PP2A-activating Drugs Enhance FLT3 Inhibitor Efficacy through AKT Inhibition-Dependent GSK-3β-Mediated c-Myc and Pim-1 Proteasomal Degradation

Fms-like tyrosine-like kinase 3 internal tandem duplication (FLT3-ITD) exists in acute myeloid leukemia (AML) in 30% of patients that is connected with short disease-free survival. FLT3 inhibitor effectiveness is bound and transient but could be enhanced by multitargeting of FLT3-ITD signaling pathways. FLT3-ITD drives both STAT5-dependent transcription of oncogenic Pim-1 kinase and inactivation within the tumor-suppressor protein phosphatase 2A (PP2A), and FLT3-ITD, Pim-1, and PP2A all regulate the c-Myc oncogene.
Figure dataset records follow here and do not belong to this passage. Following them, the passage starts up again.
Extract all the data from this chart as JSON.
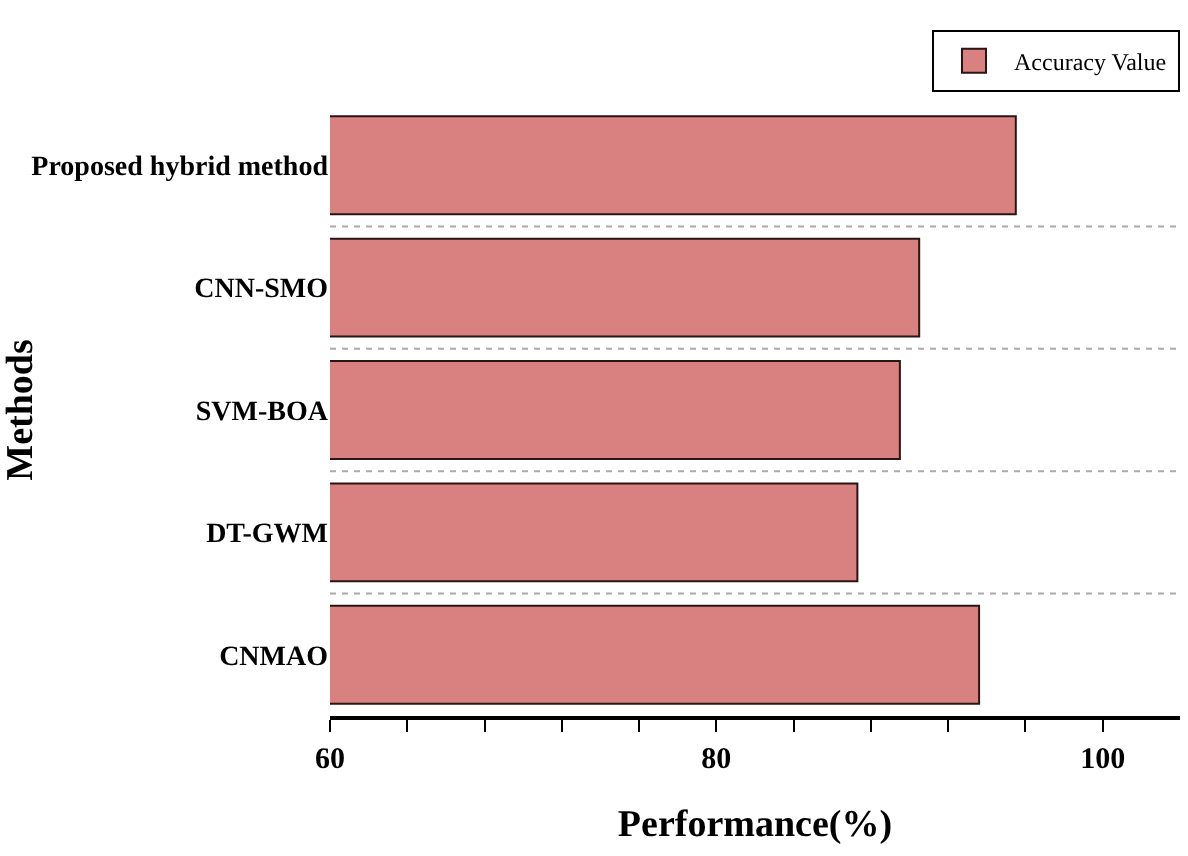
{
  "chart_data": {
    "type": "bar",
    "orientation": "horizontal",
    "xlabel": "Performance(%)",
    "ylabel": "Methods",
    "categories": [
      "Proposed hybrid method",
      "CNN-SMO",
      "SVM-BOA",
      "DT-GWM",
      "CNMAO"
    ],
    "series": [
      {
        "name": "Accuracy Value",
        "color": "#d98080",
        "values": [
          95.5,
          90.5,
          89.5,
          87.3,
          93.6
        ]
      }
    ],
    "xlim": [
      60,
      104
    ],
    "xticks": [
      60,
      {
        "value": 64,
        "label": null
      },
      {
        "value": 68,
        "label": null
      },
      {
        "value": 72,
        "label": null
      },
      {
        "value": 76,
        "label": null
      },
      80,
      {
        "value": 84,
        "label": null
      },
      {
        "value": 88,
        "label": null
      },
      {
        "value": 92,
        "label": null
      },
      {
        "value": 96,
        "label": null
      },
      100
    ],
    "grid": "y",
    "legend": "top right"
  }
}
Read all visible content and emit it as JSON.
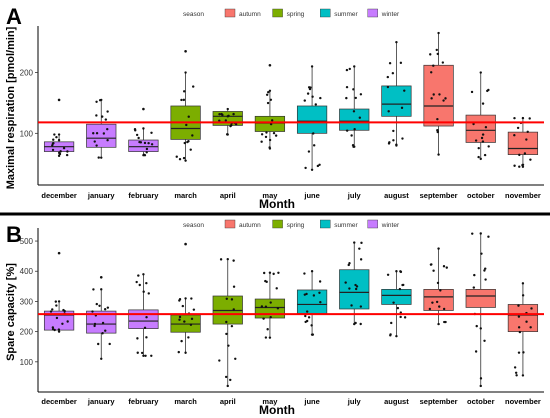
{
  "legend": {
    "title": "season",
    "entries": [
      {
        "name": "autumn",
        "color": "#f8766d"
      },
      {
        "name": "spring",
        "color": "#7cae00"
      },
      {
        "name": "summer",
        "color": "#00bfc4"
      },
      {
        "name": "winter",
        "color": "#c77cff"
      }
    ]
  },
  "chart_data": [
    {
      "type": "boxplot",
      "panel_label": "A",
      "xlabel": "Month",
      "ylabel": "Maximal respiration [pmol/min]",
      "ylim": [
        15,
        270
      ],
      "yticks": [
        100,
        200
      ],
      "reference_line": {
        "value": 118,
        "color": "#ff0000"
      },
      "grid": false,
      "legend_position": "top",
      "categories": [
        "december",
        "january",
        "february",
        "march",
        "april",
        "may",
        "june",
        "july",
        "august",
        "september",
        "october",
        "november"
      ],
      "season_colors": {
        "winter": "#c77cff",
        "spring": "#7cae00",
        "summer": "#00bfc4",
        "autumn": "#f8766d"
      },
      "boxes": [
        {
          "month": "december",
          "season": "winter",
          "whisker_low": 63,
          "q1": 70,
          "median": 78,
          "q3": 86,
          "whisker_high": 98,
          "outliers": [
            155
          ]
        },
        {
          "month": "january",
          "season": "winter",
          "whisker_low": 60,
          "q1": 77,
          "median": 92,
          "q3": 115,
          "whisker_high": 155,
          "outliers": []
        },
        {
          "month": "february",
          "season": "winter",
          "whisker_low": 64,
          "q1": 70,
          "median": 78,
          "q3": 89,
          "whisker_high": 108,
          "outliers": [
            140
          ]
        },
        {
          "month": "march",
          "season": "spring",
          "whisker_low": 55,
          "q1": 90,
          "median": 108,
          "q3": 145,
          "whisker_high": 200,
          "outliers": [
            235
          ]
        },
        {
          "month": "april",
          "season": "spring",
          "whisker_low": 98,
          "q1": 113,
          "median": 128,
          "q3": 136,
          "whisker_high": 140,
          "outliers": []
        },
        {
          "month": "may",
          "season": "spring",
          "whisker_low": 75,
          "q1": 103,
          "median": 117,
          "q3": 128,
          "whisker_high": 170,
          "outliers": [
            212
          ]
        },
        {
          "month": "june",
          "season": "summer",
          "whisker_low": 40,
          "q1": 100,
          "median": 120,
          "q3": 145,
          "whisker_high": 210,
          "outliers": []
        },
        {
          "month": "july",
          "season": "summer",
          "whisker_low": 78,
          "q1": 105,
          "median": 120,
          "q3": 140,
          "whisker_high": 210,
          "outliers": []
        },
        {
          "month": "august",
          "season": "summer",
          "whisker_low": 80,
          "q1": 128,
          "median": 148,
          "q3": 178,
          "whisker_high": 250,
          "outliers": []
        },
        {
          "month": "september",
          "season": "autumn",
          "whisker_low": 65,
          "q1": 112,
          "median": 145,
          "q3": 212,
          "whisker_high": 265,
          "outliers": []
        },
        {
          "month": "october",
          "season": "autumn",
          "whisker_low": 58,
          "q1": 85,
          "median": 105,
          "q3": 130,
          "whisker_high": 200,
          "outliers": []
        },
        {
          "month": "november",
          "season": "autumn",
          "whisker_low": 45,
          "q1": 65,
          "median": 75,
          "q3": 102,
          "whisker_high": 125,
          "outliers": []
        }
      ]
    },
    {
      "type": "boxplot",
      "panel_label": "B",
      "xlabel": "Month",
      "ylabel": "Spare capacity [%]",
      "ylim": [
        0,
        530
      ],
      "yticks": [
        100,
        200,
        300,
        400,
        500
      ],
      "reference_line": {
        "value": 258,
        "color": "#ff0000"
      },
      "grid": false,
      "legend_position": "top",
      "categories": [
        "december",
        "january",
        "february",
        "march",
        "april",
        "may",
        "june",
        "july",
        "august",
        "september",
        "october",
        "november"
      ],
      "season_colors": {
        "winter": "#c77cff",
        "spring": "#7cae00",
        "summer": "#00bfc4",
        "autumn": "#f8766d"
      },
      "boxes": [
        {
          "month": "december",
          "season": "winter",
          "whisker_low": 200,
          "q1": 205,
          "median": 255,
          "q3": 268,
          "whisker_high": 300,
          "outliers": [
            460
          ]
        },
        {
          "month": "january",
          "season": "winter",
          "whisker_low": 110,
          "q1": 195,
          "median": 225,
          "q3": 268,
          "whisker_high": 340,
          "outliers": [
            380
          ]
        },
        {
          "month": "february",
          "season": "winter",
          "whisker_low": 120,
          "q1": 210,
          "median": 235,
          "q3": 272,
          "whisker_high": 390,
          "outliers": []
        },
        {
          "month": "march",
          "season": "spring",
          "whisker_low": 130,
          "q1": 198,
          "median": 225,
          "q3": 255,
          "whisker_high": 310,
          "outliers": [
            490
          ]
        },
        {
          "month": "april",
          "season": "spring",
          "whisker_low": 20,
          "q1": 225,
          "median": 270,
          "q3": 318,
          "whisker_high": 440,
          "outliers": []
        },
        {
          "month": "may",
          "season": "spring",
          "whisker_low": 180,
          "q1": 245,
          "median": 280,
          "q3": 308,
          "whisker_high": 395,
          "outliers": []
        },
        {
          "month": "june",
          "season": "summer",
          "whisker_low": 190,
          "q1": 260,
          "median": 290,
          "q3": 338,
          "whisker_high": 400,
          "outliers": []
        },
        {
          "month": "july",
          "season": "summer",
          "whisker_low": 225,
          "q1": 275,
          "median": 330,
          "q3": 405,
          "whisker_high": 495,
          "outliers": []
        },
        {
          "month": "august",
          "season": "summer",
          "whisker_low": 185,
          "q1": 290,
          "median": 320,
          "q3": 340,
          "whisker_high": 400,
          "outliers": []
        },
        {
          "month": "september",
          "season": "autumn",
          "whisker_low": 225,
          "q1": 270,
          "median": 315,
          "q3": 340,
          "whisker_high": 475,
          "outliers": []
        },
        {
          "month": "october",
          "season": "autumn",
          "whisker_low": 20,
          "q1": 280,
          "median": 318,
          "q3": 340,
          "whisker_high": 525,
          "outliers": []
        },
        {
          "month": "november",
          "season": "autumn",
          "whisker_low": 55,
          "q1": 200,
          "median": 255,
          "q3": 290,
          "whisker_high": 360,
          "outliers": []
        }
      ]
    }
  ]
}
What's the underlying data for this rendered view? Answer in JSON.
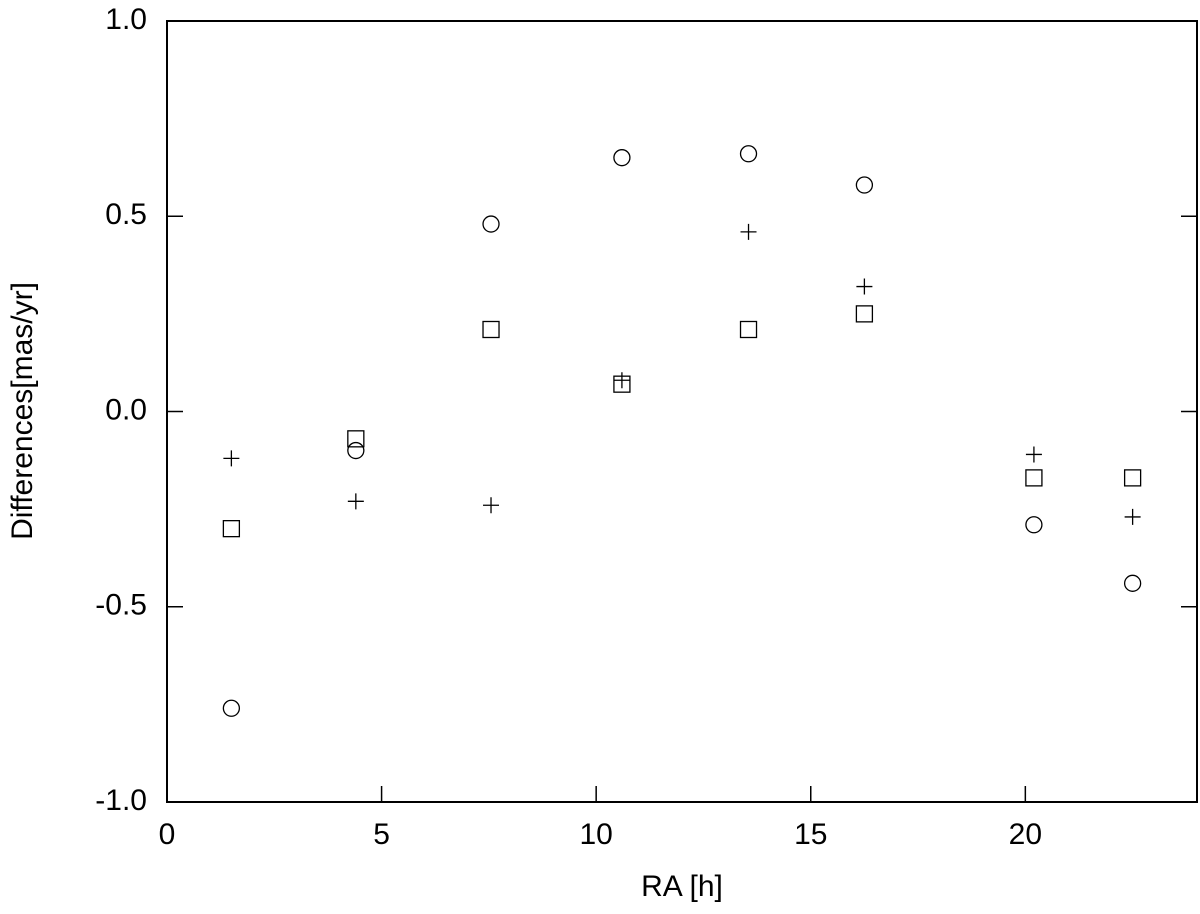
{
  "chart_data": {
    "type": "scatter",
    "x_label": "RA [h]",
    "y_label": "Differences[mas/yr]",
    "x": [
      1.5,
      4.4,
      7.55,
      10.6,
      13.55,
      16.25,
      20.2,
      22.5
    ],
    "series": [
      {
        "marker": "circle",
        "color": "#000000",
        "values": [
          -0.76,
          -0.1,
          0.48,
          0.65,
          0.66,
          0.58,
          -0.29,
          -0.44
        ]
      },
      {
        "marker": "square",
        "color": "#000000",
        "values": [
          -0.3,
          -0.07,
          0.21,
          0.07,
          0.21,
          0.25,
          -0.17,
          -0.17
        ]
      },
      {
        "marker": "plus",
        "color": "#000000",
        "values": [
          -0.12,
          -0.23,
          -0.24,
          0.08,
          0.46,
          0.32,
          -0.11,
          -0.27
        ]
      }
    ],
    "xlim": [
      0,
      24
    ],
    "xticks": [
      0,
      5,
      10,
      15,
      20
    ],
    "ylim": [
      -1,
      1
    ],
    "yticks": [
      {
        "value": -1,
        "label": "-1.0"
      },
      -0.5,
      {
        "value": 0,
        "label": "0.0"
      },
      0.5,
      {
        "value": 1,
        "label": "1.0"
      }
    ]
  }
}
We studied mechanisms of action of cotreatment of FLT3-ITD-expressing cells with FLT3 inhibitors and PP2A-activating drugs (PADs), that are in development. PADs, including FTY720 and DT-061, enhanced FLT3 inhibitor growth suppression and apoptosis induction in FLT3-ITD-expressing cell lines and first AML cells in vitro and MV4-11 growth suppression in vivo PAD and FLT3 inhibitor cotreatment individually downregulated c-Myc and Pim-1 protein through enhanced proteasomal degradation. c-Myc and Pim-1 downregulation was preceded by AKT inactivation, didn’t come in cells expressing myristoylated (constitutively active) AKT1, and it is because AKT inhibition. AKT inactivation introduced to activation of GSK-3ß, and GSK-3ß inhibition blocked downregulation of both c-Myc and Pim-1 by PAD and FLT3 inhibitor cotreatment. GSK-3ß activation elevated c-Myc proteasomal degradation through c-Myc phosphorylation on T58 infection with c-Myc with T58A substitution, stopping phosphorylation, blocked downregulation of c-Myc by PAD and FLT3 inhibitor cotreatment. GSK-3ß also phosphorylated Pim-1L/Pim-1S on S95/S4. Thus, PADs enhance effectiveness of FLT3 inhibitors in FLT3-ITD-expressing cells utilizing a novel mechanism involving AKT inhibition-dependent GSK-3ß-mediated elevated c-Myc DT-061 and Pim-1 proteasomal degradation.